M.C. Escher. Candle flame (1931)

Hola:

Mucha gente cuenta Ovis orientalis, vulgo ovejas, para conciliar el sueño. Yo, haciendo gala de mi extravagancia inmensurable, cuento dinosaurios ornitisquios ceratopsianos, para ser más exactos del género micropachycephalosaurus y de la especie hongtuyanensis. Te cuento esto desde la cama y experimentando un intenso ataque de dysania que me ha impedido levantarme hasta para ir al baño. Menos mal que tengo el orinal que me regalaste cuando aprobé las oposiciones para peluquero de los Borbones. Es curioso, los mejores regalos siempre me los haces tú. Recuerdo que hace tres inviernos me regalaste Bisolvon antitusivo, hace dos, Bisolvon mucolítico, y en febrero del año pasado, Bisolvon expectorante.

Tú me conoces.

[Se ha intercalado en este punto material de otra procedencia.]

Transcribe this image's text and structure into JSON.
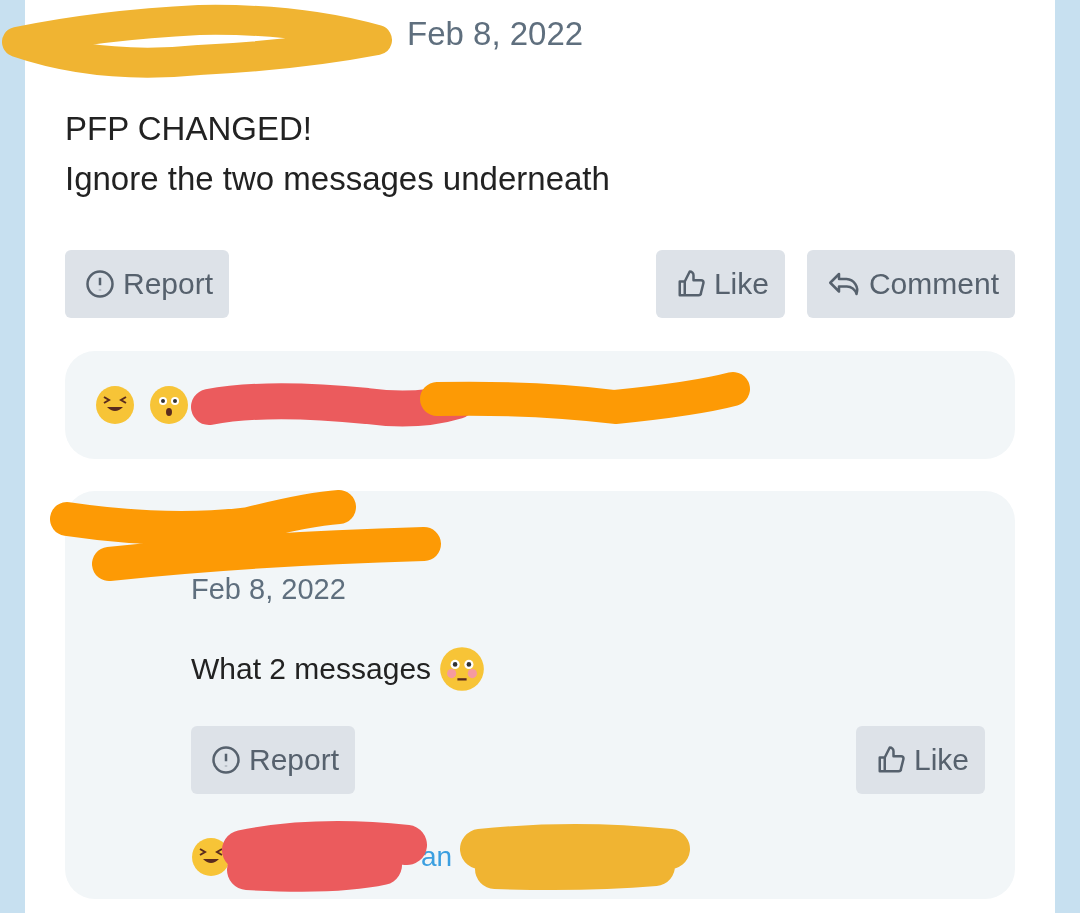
{
  "post": {
    "author_redaction": {
      "color": "#f0b432"
    },
    "date": "Feb 8, 2022",
    "lines": [
      "PFP CHANGED!",
      "Ignore the two messages underneath"
    ],
    "actions": [
      {
        "kind": "report",
        "label": "Report"
      },
      {
        "kind": "like",
        "label": "Like"
      },
      {
        "kind": "comment",
        "label": "Comment"
      }
    ],
    "reactions": {
      "emojis": [
        {
          "kind": "laughing"
        },
        {
          "kind": "shocked"
        }
      ],
      "redactions": [
        {
          "color": "#eb5b5d"
        },
        {
          "color": "#fd9a05"
        }
      ]
    }
  },
  "comment": {
    "author_redaction": {
      "color": "#fd9a05"
    },
    "date": "Feb 8, 2022",
    "text": "What 2 messages",
    "emoji": {
      "kind": "flushed"
    },
    "actions": [
      {
        "kind": "report",
        "label": "Report"
      },
      {
        "kind": "like",
        "label": "Like"
      }
    ],
    "reactions": {
      "emojis": [
        {
          "kind": "laughing"
        }
      ],
      "joiner": "an",
      "redactions": [
        {
          "color": "#eb5b5d"
        },
        {
          "color": "#f0b432"
        }
      ]
    }
  }
}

Sabes que mi sentido arácnido me impide por completo agradecer un favor o un presente hasta pasados algunos años. Por esa razón y desde esta entrada, quiero darte las gracias de corazón por el orinal, los antitusivos, mucolíticos y expectorantes. ¡Y también por las velas que recibí ayer, cuyas fragancias florales huelen como la vagina de Gwyneth Paltrow!